The study will provide insights into why fans trade copyrighted material and how all aspects of the media industry could learn from the more benevolent aspects of these activities, even while prosecuting blatant media piracy. Further, this case study will examine how content providers could balance monetizing content from the archives with continuing to allow fans the autonomy to use that content to recruit new fans and deepen others' relationships with the media property.
Similar to the ways fan behaviors foreshadowed a US media market for anime, pro wrestling fans realized the benefit of the archive long before wrestling promoters. Now, the company's desire to monetize the archives and the fans' desire to share content has created a precarious balance among fan proselytizers, blatant piracy, new video sharing technologies, and a long tail business model. The WWE's purchase of various archives and the continued persistence of video trading provide a lens on the changing relationship between companies and active fans in convergence culture.
This case study will focus on:
1.) The roots of tape trading in pre-VCR fan behaviors. Fans created social networks through fan clubs and newsletters to share results and discuss events taking place across territories.
2.) The rise of tape trading as a bartering activity. Fans who already knew each other through these social networks provided weekly wrestling shows for their national and international contacts.
3.) The business plan of the Wrestling Observer Newsletter, where one wrestling fan and professional journalist took advantage of the social network to create a central source for pro wrestling events across the country.

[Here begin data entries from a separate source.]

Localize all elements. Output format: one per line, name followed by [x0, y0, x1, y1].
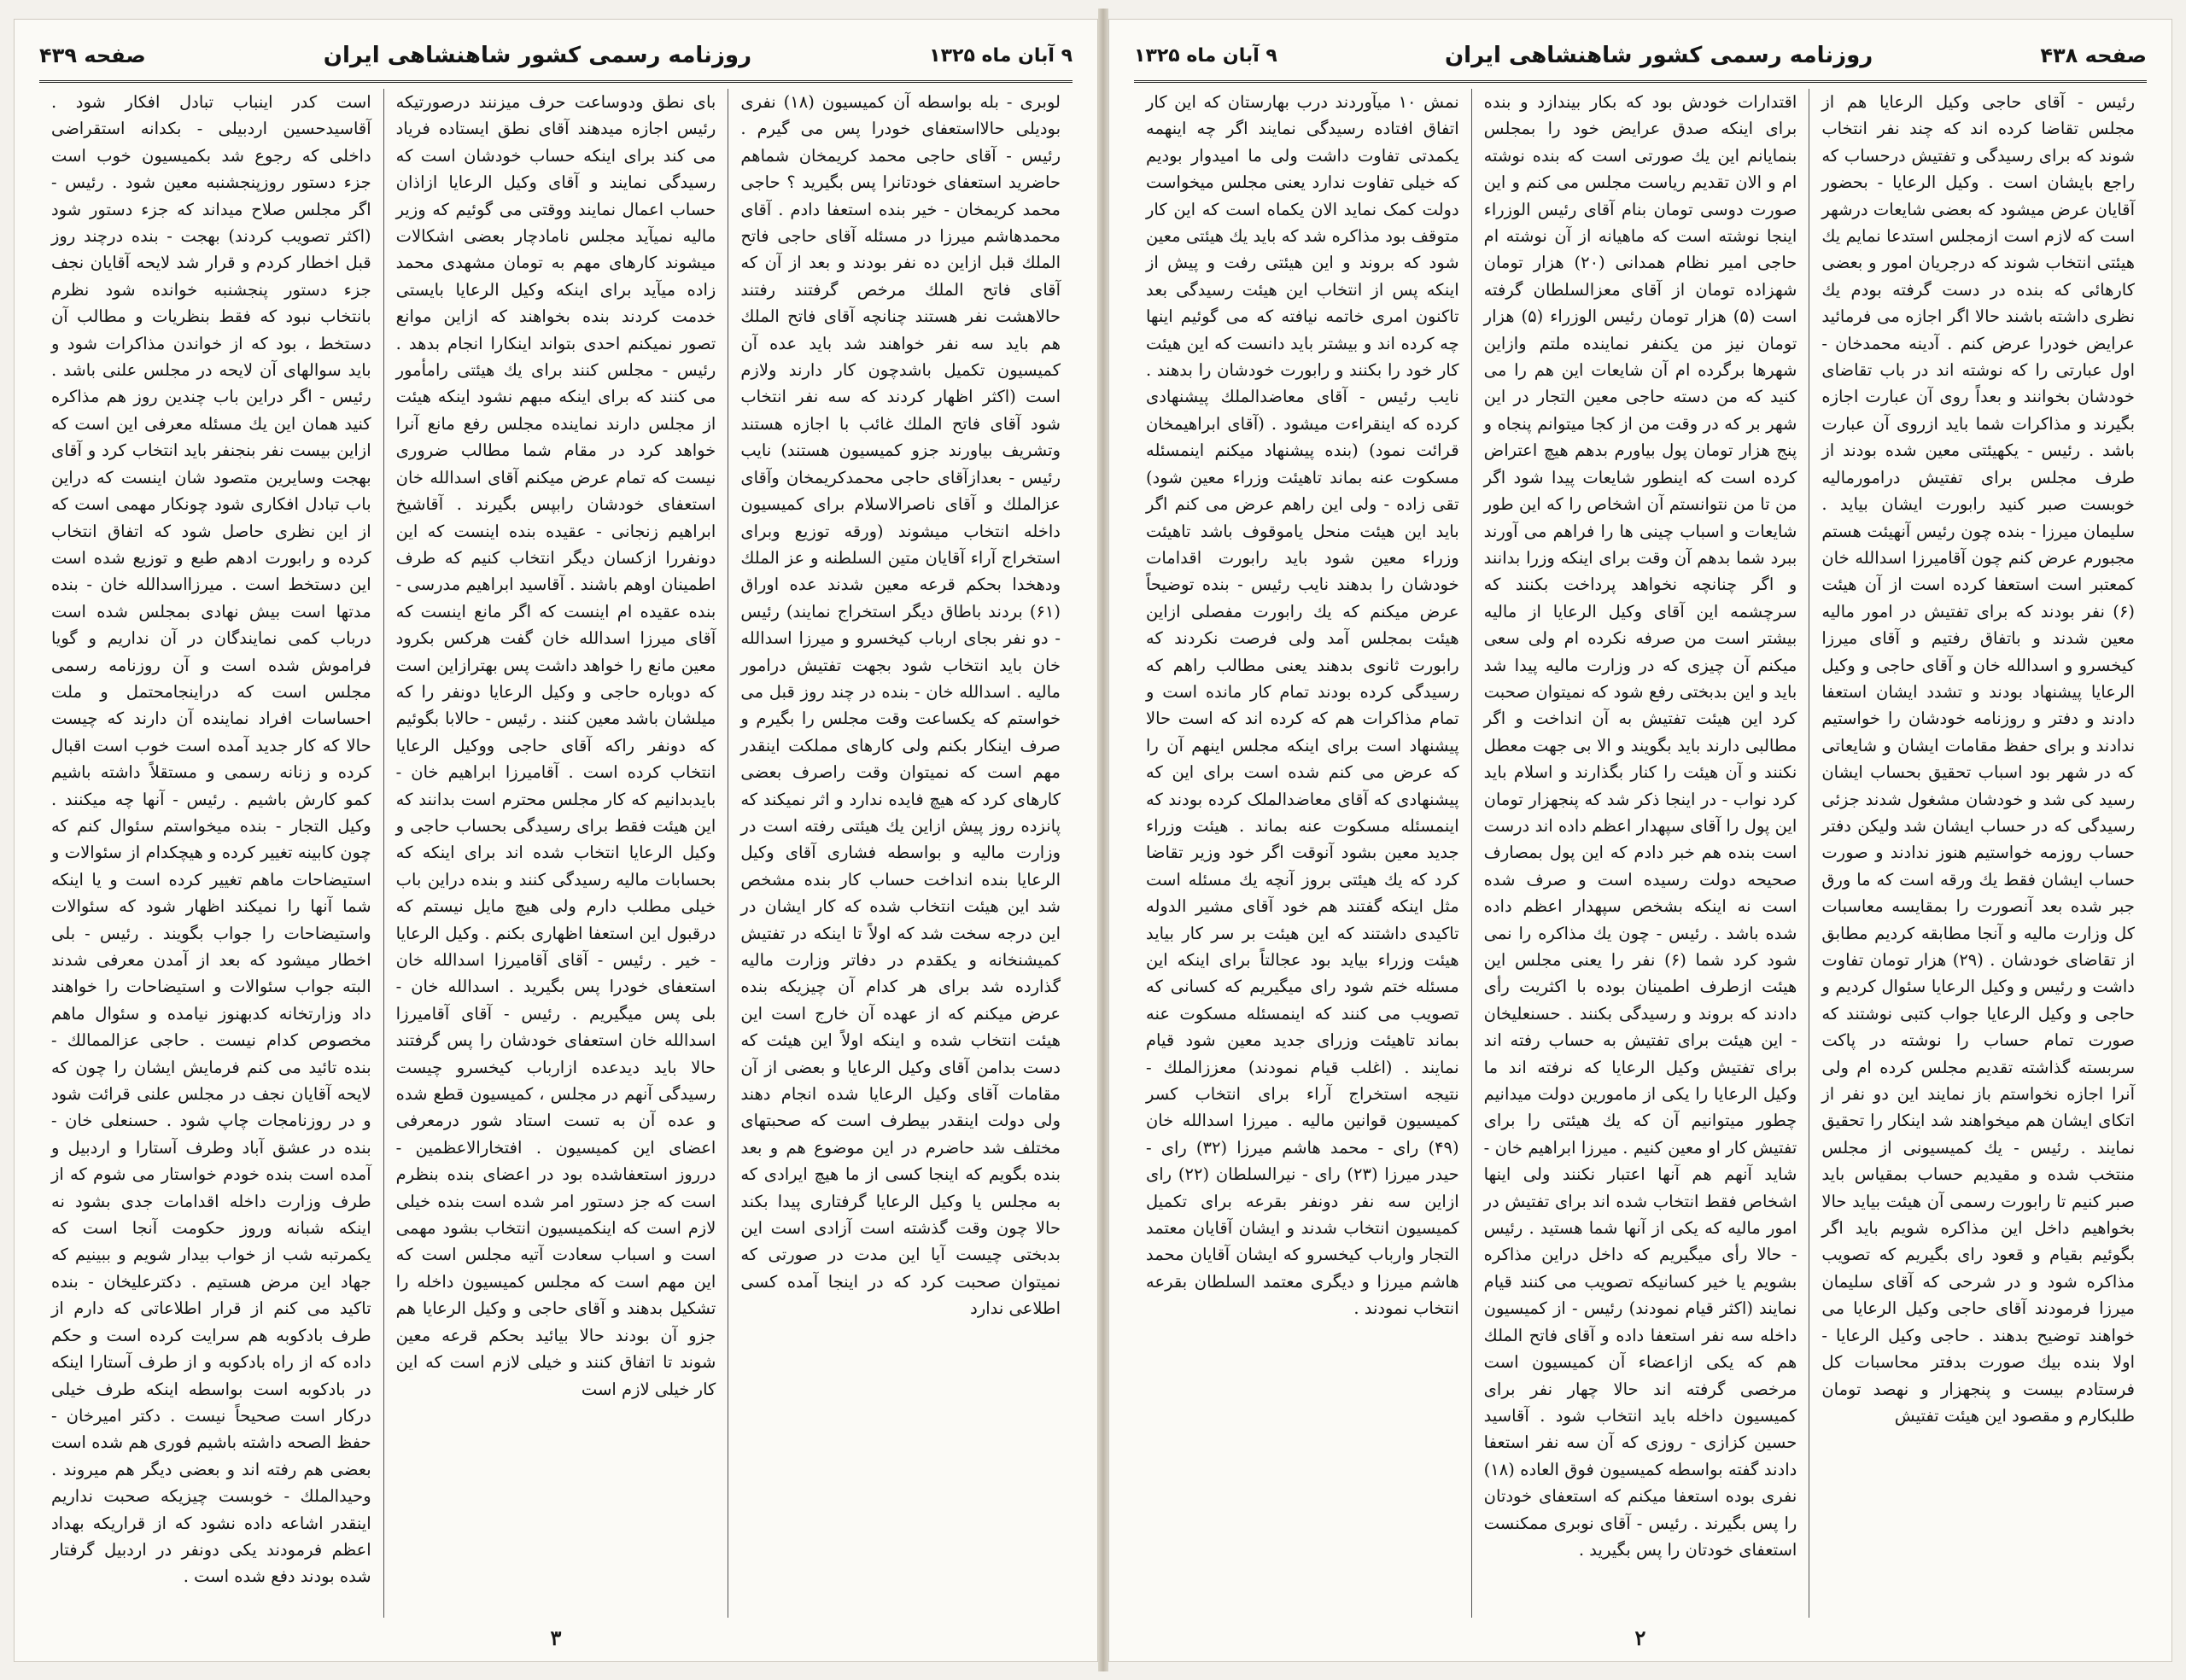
column-text: است کدر اینباب تبادل افکار شود . آقاسیدحسین اردبیلی - بکدانه استقراضی داخلی که رجوع شد بکمیسیون خوب است جزء دستور روزپنجشنبه معین شود . رئیس - اگر مجلس صلاح میداند که جزء دستور شود (اکثر تصویب کردند) بهجت - بنده درچند روز قبل اخطار کردم و قرار شد لایحه آقایان نجف جزء دستور پنجشنبه خوانده شود نظرم بانتخاب نبود که فقط بنظریات و مطالب آن دستخط ، بود که از خواندن مذاکرات شود و باید سوالهای آن لایحه در مجلس علنی باشد . رئیس - اگر دراین باب چندین روز هم مذاکره کنید همان این یك مسئله معرفی این است که ازاین بیست نفر بنجنفر باید انتخاب کرد و آقای بهجت وسایرین متصود شان اینست که دراین باب تبادل افکاری شود چونکار مهمی است که از این نظری حاصل شود که اتفاق انتخاب کرده و رابورت ادهم طبع و توزیع شده است این دستخط است . میرزااسدالله خان - بنده مدتها است بیش نهادی بمجلس شده است درباب کمی نمایندگان در آن نداریم و گویا فراموش شده است و آن روزنامه رسمی مجلس است که دراینجامحتمل و ملت احساسات افراد نماینده آن دارند که چیست حالا که کار جدید آمده است خوب است اقبال کرده و زنانه رسمی و مستقلاً داشته باشیم کمو کارش باشیم . رئیس - آنها چه میکنند . وکیل التجار - بنده میخواستم سئوال کنم که چون کابینه تغییر کرده و هیچکدام از سئوالات و استیضاحات ماهم تغییر کرده است و یا اینکه شما آنها را نمیکند اظهار شود که سئوالات واستیضاحات را جواب بگویند . رئیس - بلی اخطار میشود که بعد از آمدن معرفی شدند البته جواب سئوالات و استیضاحات را خواهند داد وزارتخانه کدبهنوز نیامده و سئوال ماهم مخصوص کدام نیست . حاجی عزالممالك - بنده تائید می کنم فرمایش ایشان را چون که لایحه آقایان نجف در مجلس علنی قرائت شود و در روزنامجات چاپ شود . حسنعلی خان - بنده در عشق آباد وطرف آستارا و اردبیل و آمده است بنده خودم خواستار می شوم که از طرف وزارت داخله اقدامات جدی بشود نه اینکه شبانه وروز حکومت آنجا است که یکمرتبه شب از خواب بیدار شویم و ببینیم که جهاد این مرض هستیم . دکترعلیخان - بنده تاکید می کنم از قرار اطلاعاتی که دارم از طرف بادکوبه هم سرایت کرده است و حکم داده که از راه بادکوبه و از طرف آستارا اینکه در بادکوبه است بواسطه اینکه طرف خیلی درکار است صحیحاً نیست . دکتر امیرخان - حفظ الصحه داشته باشیم فوری هم شده است بعضی هم رفته اند و بعضی دیگر هم میروند . وحیدالملك - خوبست چیزیکه صحبت نداریم اینقدر اشاعه داده نشود که از قراریکه بهداد اعظم فرمودند یکی دونفر در اردبیل گرفتار شده بودند دفع شده است . [50, 92, 371, 1587]
header-date: ۹ آبان ماه ۱۳۲۵ [929, 44, 1073, 67]
column-text: اقتدارات خودش بود که بکار بیندازد و بنده برای اینکه صدق عرایض خود را بمجلس بنمایانم این یك صورتی است که بنده نوشته ام و الان تقدیم ریاست مجلس می کنم و این صورت دوسی تومان بنام آقای رئیس الوزراء اینجا نوشته است که ماهیانه از آن نوشته ام حاجی امیر نظام همدانی (۲۰) هزار تومان شهزاده تومان از آقای معزالسلطان گرفته است (۵) هزار تومان رئیس الوزراء (۵) هزار تومان نیز من یکنفر نماینده ملتم وازاین شهرها برگرده ام آن شایعات این هم را می کنید که من دسته حاجی معین التجار در این شهر بر که در وقت من از کجا میتوانم پنجاه و پنج هزار تومان پول بیاورم بدهم هیچ اعتراض کرده است که اینطور شایعات پیدا شود اگر من تا من نتوانستم آن اشخاص را که این طور شایعات و اسباب چینی ها را فراهم می آورند ببرد شما بدهم آن وقت برای اینکه وزرا بدانند و اگر چنانچه نخواهد پرداخت بکنند که سرچشمه این آقای وکیل الرعایا از مالیه بیشتر است من صرفه نکرده ام ولی سعی میکنم آن چیزی که در وزارت مالیه پیدا شد باید و این بدبختی رفع شود که نمیتوان صحبت کرد این هیئت تفتیش به آن انداخت و اگر مطالبی دارند باید بگویند و الا بی جهت معطل نکنند و آن هیئت را کنار بگذارند و اسلام باید کرد نواب - در اینجا ذکر شد که پنجهزار تومان این پول را آقای سپهدار اعظم داده اند درست است بنده هم خبر دادم که این پول بمصارف صحیحه دولت رسیده است و صرف شده است نه اینکه بشخص سپهدار اعظم داده شده باشد . رئیس - چون یك مذاکره را نمی شود کرد شما (۶) نفر را یعنی مجلس این هیئت ازطرف اطمینان بوده با اکثریت رأی دادند که بروند و رسیدگی بکنند . حسنعلیخان - این هیئت برای تفتیش به حساب رفته اند برای تفتیش وکیل الرعایا که نرفته اند ما وکیل الرعایا را یکی از مامورین دولت میدانیم چطور میتوانیم آن که یك هیئتی را برای تفتیش کار او معین کنیم . میرزا ابراهیم خان - شاید آنهم هم آنها اعتبار نکنند ولی اینها اشخاص فقط انتخاب شده اند برای تفتیش در امور مالیه که یکی از آنها شما هستید . رئیس - حالا رأی میگیریم که داخل دراین مذاکره بشویم یا خیر کسانیکه تصویب می کنند قیام نمایند (اکثر قیام نمودند) رئیس - از کمیسیون داخله سه نفر استعفا داده و آقای فاتح الملك هم که یکی ازاعضاء آن کمیسیون است مرخصی گرفته اند حالا چهار نفر برای کمیسیون داخله باید انتخاب شود . آقاسید حسین کزازی - روزی که آن سه نفر استعفا دادند گفته بواسطه کمیسیون فوق العاده (۱۸) نفری بوده استعفا میکنم که استعفای خودتان را پس بگیرند . رئیس - آقای نوبری ممکنست استعفای خودتان را پس بگیرید . [1483, 92, 1797, 1560]
book-gutter [1098, 9, 1108, 1671]
text-column [1809, 89, 2147, 1618]
right-page [1108, 19, 2172, 1662]
text-columns [39, 89, 1073, 1618]
left-page [14, 19, 1098, 1662]
page-header [39, 31, 1073, 83]
text-column [39, 89, 384, 1618]
column-text: لوبری - بله بواسطه آن کمیسیون (۱۸) نفری بودیلی حالااستعفای خودرا پس می گیرم . رئیس - آقای حاجی محمد کریمخان شماهم حاضرید استعفای خودتانرا پس بگیرید ؟ حاجی محمد کریمخان - خیر بنده استعفا دادم . آقای محمدهاشم میرزا در مسئله آقای حاجی فاتح الملك قبل ازاین ده نفر بودند و بعد از آن که آقای فاتح الملك مرخص گرفتند رفتند حالاهشت نفر هستند چنانچه آقای فاتح الملك هم باید سه نفر خواهند شد باید عده آن کمیسیون تکمیل باشدچون کار دارند ولازم است (اکثر اظهار کردند که سه نفر انتخاب شود آقای فاتح الملك غائب با اجازه هستند وتشریف بیاورند جزو کمیسیون هستند) نایب رئیس - بعدازآقای حاجی محمدکریمخان وآقای عزالملك و آقای ناصرالاسلام برای کمیسیون داخله انتخاب میشوند (ورقه توزیع وبرای استخراج آراء آقایان متین السلطنه و عز الملك ودهخدا بحکم قرعه معین شدند عده اوراق (۶۱) بردند باطاق دیگر استخراج نمایند) رئیس - دو نفر بجای ارباب کیخسرو و میرزا اسدالله خان باید انتخاب شود بجهت تفتیش درامور مالیه . اسدالله خان - بنده در چند روز قبل می خواستم که یکساعت وقت مجلس را بگیرم و صرف اینکار بکنم ولی کارهای مملکت اینقدر مهم است که نمیتوان وقت راصرف بعضی کارهای کرد که هیچ فایده ندارد و اثر نمیکند که پانزده روز پیش ازاین یك هیئتی رفته است در وزارت مالیه و بواسطه فشاری آقای وکیل الرعایا بنده انداخت حساب کار بنده مشخص شد این هیئت انتخاب شده که کار ایشان در این درجه سخت شد که اولاً تا اینکه در تفتیش کمیشنخانه و یکقدم در دفاتر وزارت مالیه گذارده شد برای هر کدام آن چیزیکه بنده عرض میکنم که از عهده آن خارج است این هیئت انتخاب شده و اینکه اولاً این هیئت که دست بدامن آقای وکیل الرعایا و بعضی از آن مقامات آقای وکیل الرعایا شده انجام دهند ولی دولت اینقدر بیطرف است که صحبتهای مختلف شد حاضرم در این موضوع هم و بعد بنده بگویم که اینجا کسی از ما هیچ ایرادی که به مجلس یا وکیل الرعایا گرفتاری پیدا بکند حالا چون وقت گذشته است آزادی است این بدبختی چیست آیا این مدت در صورتی که نمیتوان صحبت کرد که در اینجا آمده کسی اطلاعی ندارد [740, 92, 1061, 1319]
column-text: رئیس - آقای حاجی وکیل الرعایا هم از مجلس تقاضا کرده اند که چند نفر انتخاب شوند که برای رسیدگی و تفتیش درحساب که راجع بایشان است . وکیل الرعایا - بحضور آقایان عرض میشود که بعضی شایعات درشهر است که لازم است ازمجلس استدعا نمایم یك هیئتی انتخاب شوند که درجریان امور و بعضی کارهائی که بنده در دست گرفته بودم یك نظری داشته باشند حالا اگر اجازه می فرمائید عرایض خودرا عرض کنم . آدینه محمدخان - اول عبارتی را که نوشته اند در باب تقاضای خودشان بخوانند و بعداً روی آن عبارت اجازه بگیرند و مذاکرات شما باید ازروی آن عبارت باشد . رئیس - یکهیئتی معین شده بودند از طرف مجلس برای تفتیش درامورمالیه خوبست صبر کنید رابورت ایشان بیاید . سلیمان میرزا - بنده چون رئیس آنهیئت هستم مجبورم عرض کنم چون آقامیرزا اسدالله خان کمعتبر است استعفا کرده است از آن هیئت (۶) نفر بودند که برای تفتیش در امور مالیه معین شدند و باتفاق رفتیم و آقای میرزا کیخسرو و اسدالله خان و آقای حاجی و وکیل الرعایا پیشنهاد بودند و تشدد ایشان استعفا دادند و دفتر و روزنامه خودشان را خواستیم ندادند و برای حفظ مقامات ایشان و شایعاتی که در شهر بود اسباب تحقیق بحساب ایشان رسید کی شد و خودشان مشغول شدند جزئی رسیدگی که در حساب ایشان شد ولیکن دفتر حساب روزمه خواستیم هنوز ندادند و صورت حساب ایشان فقط یك ورقه است که ما ورق جبر شده بعد آنصورت را بمقایسه معاسبات کل وزارت مالیه و آنجا مطابقه کردیم مطابق از تقاضای خودشان . (۲۹) هزار تومان تفاوت داشت و رئیس و وکیل الرعایا سئوال کردیم و حاجی و وکیل الرعایا جواب کتبی نوشتند که صورت تمام حساب را نوشته در پاکت سربسته گذاشته تقدیم مجلس کرده ام ولی آنرا اجازه نخواستم باز نمایند این دو نفر از اتکای ایشان هم میخواهند شد اینکار را تحقیق نمایند . رئیس - یك کمیسیونی از مجلس منتخب شده و مقیدیم حساب بمقیاس باید صبر کنیم تا رابورت رسمی آن هیئت بیاید حالا بخواهیم داخل این مذاکره شویم باید اگر بگوئیم بقیام و قعود رای بگیریم که تصویب مذاکره شود و در شرحی که آقای سلیمان میرزا فرمودند آقای حاجی وکیل الرعایا می خواهند توضیح بدهند . حاجی وکیل الرعایا - اولا بنده بیك صورت بدفتر محاسبات کل فرستادم بیست و پنجهزار و نهصد تومان طلبکارم و مقصود این هیئت تفتیش [1821, 92, 2136, 1426]
text-column [1134, 89, 1472, 1618]
text-columns [1134, 89, 2147, 1618]
header-page-number: صفحه ۴۳۸ [2040, 44, 2147, 67]
column-text: بای نطق ودوساعت حرف میزنند درصورتیکه رئیس اجازه میدهند آقای نطق ایستاده فریاد می کند برای اینکه حساب خودشان است که رسیدگی نمایند و آقای وکیل الرعایا ازاذان حساب اعمال نمایند ووقتی می گوئیم که وزیر مالیه نمیآید مجلس نامادچار بعضی اشکالات میشوند کارهای مهم به تومان مشهدی محمد زاده میآید برای اینکه وکیل الرعایا بایستی خدمت کردند بنده بخواهند که ازاین موانع تصور نمیکنم احدی بتواند اینکارا انجام بدهد . رئیس - مجلس کنند برای یك هیئتی رامأمور می کنند که برای اینکه مبهم نشود اینکه هیئت از مجلس دارند نماینده مجلس رفع مانع آنرا خواهد کرد در مقام شما مطالب ضروری نیست که تمام عرض میکنم آقای اسدالله خان استعفای خودشان رابپس بگیرند . آقاشیخ ابراهیم زنجانی - عقیده بنده اینست که این دونفررا ازکسان دیگر انتخاب کنیم که طرف اطمینان اوهم باشند . آقاسید ابراهیم مدرسی - بنده عقیده ام اینست که اگر مانع اینست که آقای میرزا اسدالله خان گفت هرکس بکرود معین مانع را خواهد داشت پس بهترازاین است که دوباره حاجی و وکیل الرعایا دونفر را که میلشان باشد معین کنند . رئیس - حالابا بگوئیم که دونفر راکه آقای حاجی ووکیل الرعایا انتخاب کرده است . آقامیرزا ابراهیم خان - بایدبدانیم که کار مجلس محترم است بدانند که این هیئت فقط برای رسیدگی بحساب حاجی و وکیل الرعایا انتخاب شده اند برای اینکه که بحسابات مالیه رسیدگی کنند و بنده دراین باب خیلی مطلب دارم ولی هیچ مایل نیستم که درقبول این استعفا اظهاری بکنم . وکیل الرعایا - خیر . رئیس - آقای آقامیرزا اسدالله خان استعفای خودرا پس بگیرید . اسدالله خان - بلی پس میگیریم . رئیس - آقای آقامیرزا اسدالله خان استعفای خودشان را پس گرفتند حالا باید دیدعده ازارباب کیخسرو چیست رسیدگی آنهم در مجلس ، کمیسیون قطع شده و عده آن به تست استاد شور درمعرفی اعضای این کمیسیون . افتخارالاعظمین - درروز استعفاشده بود در اعضای بنده بنظرم است که جز دستور امر شده است بنده خیلی لازم است که اینکمیسیون انتخاب بشود مهمی است و اسباب سعادت آتیه مجلس است که این مهم است که مجلس کمیسیون داخله را تشکیل بدهند و آقای حاجی و وکیل الرعایا هم جزو آن بودند حالا بیائید بحکم قرعه معین شوند تا اتفاق کنند و خیلی لازم است که این کار خیلی لازم است [395, 92, 716, 1399]
column-text: نمش ۱۰ میآوردند درب بهارستان که این کار اتفاق افتاده رسیدگی نمایند اگر چه اینهمه یکمدتی تفاوت داشت ولی ما امیدوار بودیم که خیلی تفاوت ندارد یعنی مجلس میخواست دولت کمک نماید الان یکماه است که این کار متوقف بود مذاکره شد که باید یك هیئتی معین شود که بروند و این هیئتی رفت و پیش از اینکه پس از انتخاب این هیئت رسیدگی بعد تاکنون امری خاتمه نیافته که می گوئیم اینها چه کرده اند و بیشتر باید دانست که این هیئت کار خود را بکنند و رابورت خودشان را بدهند . نایب رئیس - آقای معاضدالملك پیشنهادی کرده که اینقراءت میشود . (آقای ابراهیمخان قرائت نمود) (بنده پیشنهاد میکنم اینمسئله مسکوت عنه بماند تاهیئت وزراء معین شود) تقی زاده - ولی این راهم عرض می کنم اگر باید این هیئت منحل یاموقوف باشد تاهیئت وزراء معین شود باید رابورت اقدامات خودشان را بدهند نایب رئیس - بنده توضیحاً عرض میکنم که یك رابورت مفصلی ازاین هیئت بمجلس آمد ولی فرصت نکردند که رابورت ثانوی بدهند یعنی مطالب راهم که رسیدگی کرده بودند تمام کار مانده است و تمام مذاکرات هم که کرده اند که است حالا پیشنهاد است برای اینکه مجلس اینهم آن را که عرض می کنم شده است برای این که پیشنهادی که آقای معاضدالملک کرده بودند که اینمسئله مسکوت عنه بماند . هیئت وزراء جدید معین بشود آنوقت اگر خود وزیر تقاضا کرد که یك هیئتی بروز آنچه یك مسئله است مثل اینکه گفتند هم خود آقای مشیر الدوله تاکیدی داشتند که این هیئت بر سر کار بیاید هیئت وزراء بیاید بود عجالتاً برای اینکه این مسئله ختم شود رای میگیریم که کسانی که تصویب می کنند که اینمسئله مسکوت عنه بماند تاهیئت وزرای جدید معین شود قیام نمایند . (اغلب قیام نمودند) معززالملك - نتیجه استخراج آراء برای انتخاب کسر کمیسیون قوانین مالیه . میرزا اسدالله خان (۴۹) رای - محمد هاشم میرزا (۳۲) رای - حیدر میرزا (۲۳) رای - نیرالسلطان (۲۲) رای ازاین سه نفر دونفر بقرعه برای تکمیل کمیسیون انتخاب شدند و ایشان آقایان معتمد التجار وارباب کیخسرو که ایشان آقایان محمد هاشم میرزا و دیگری معتمد السلطان بقرعه انتخاب نمودند . [1145, 92, 1459, 1319]
text-column [1472, 89, 1810, 1618]
text-column [384, 89, 729, 1618]
text-column [728, 89, 1073, 1618]
page-header [1134, 31, 2147, 83]
header-date: ۹ آبان ماه ۱۳۲۵ [1134, 44, 1277, 67]
header-title: روزنامه رسمی کشور شاهنشاهی ایران [1444, 43, 1873, 68]
page-footer-number: ۲ [1634, 1625, 1646, 1650]
page-footer-number: ۳ [550, 1625, 562, 1650]
header-page-number: صفحه ۴۳۹ [39, 44, 146, 67]
header-title: روزنامه رسمی کشور شاهنشاهی ایران [323, 43, 752, 68]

4.) The tensions between fan traders and increasing professional traders who would provide content to those still building collections and sell compilations to those who had nothing new to offer.
5.) The ways in which the WWE has monitored the interests of tape traders and bought up the archives of now-defunct wrestling promoters, selling them via DVD and video-on-demand, starting with its purchase of rival Turner organization World Championship Wrestling in 2001.
6.) The continued existence of wrestling tape traders and how the behaviors have changed now the WWE offers official content from the archives on a more regular basis.
Sam Ford is a a graduating Master's student in the Program in Comparative Media Studies at the Massachusetts Institute of Technology and a media analyst for the Convergence Culture Consortium and has headed up the C3 Weekly Update and the C3 blog for the past year. Previous white papers for the consortium have included Fanning the Audience's Flames, which he co-authored with Dr. Henry Jenkins, and No Room for Pack Rats, a study of media consumption behaviors in a dormitory setting.